NEW YORK (AP) -- A Citi analyst on Friday named Big Lots Inc. a "Buy," saying that while sales trends have weakened, the retailer's earnings growth will rebound next year.
Nathan Rich said that the company is on track to post its first yearly decline in revenue at stores open at least a year, a key retail metric, in 14 years. And analysts polled by FactSet expect the company's earnings per share to decline in the year ending in January.
But he's confident that the company can best Wall Street's expectations for the year ending in January 2014. He is optimistic that John Martin, the company's former head of merchandising who was brought back in August to retool its merchandising efforts, will be able to improve merchandising efforts. He also thinks the company will benefit from turnaround efforts in its Canada business, which Big Lots acquired in summer 2011.
Rich said he expects Big Lots to earn $3.27 per share next year, while Wall Street analysts, on average, expect a profit of $3.16 per share.

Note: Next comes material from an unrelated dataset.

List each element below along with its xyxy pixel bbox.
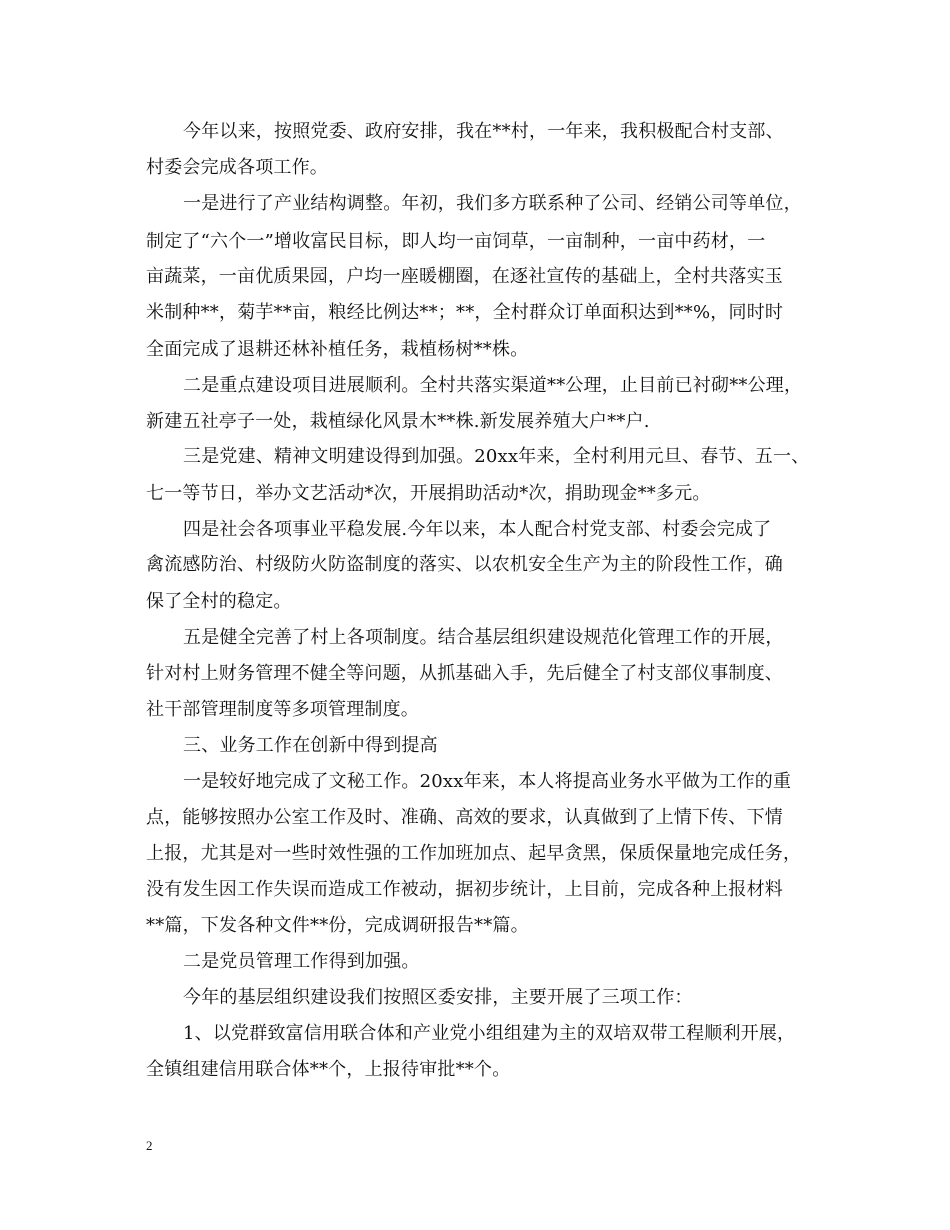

Shares of Big Lots have tumbled in recent months, hurt by disappointing financial results and news of federal investigations into stock trades made by its chief executive. CEO Steven Fishman has since announced plans to retire next year. Rich said that while Fishman's upcoming retirement may keep some investors away until they get a better idea of who will be leading the company down the road, but he's confident that the board will be able to find a good CEO.
Rich set a price target of $36 on the stock. Shares closed Thursday at $27.96. They're down 26 percent this year.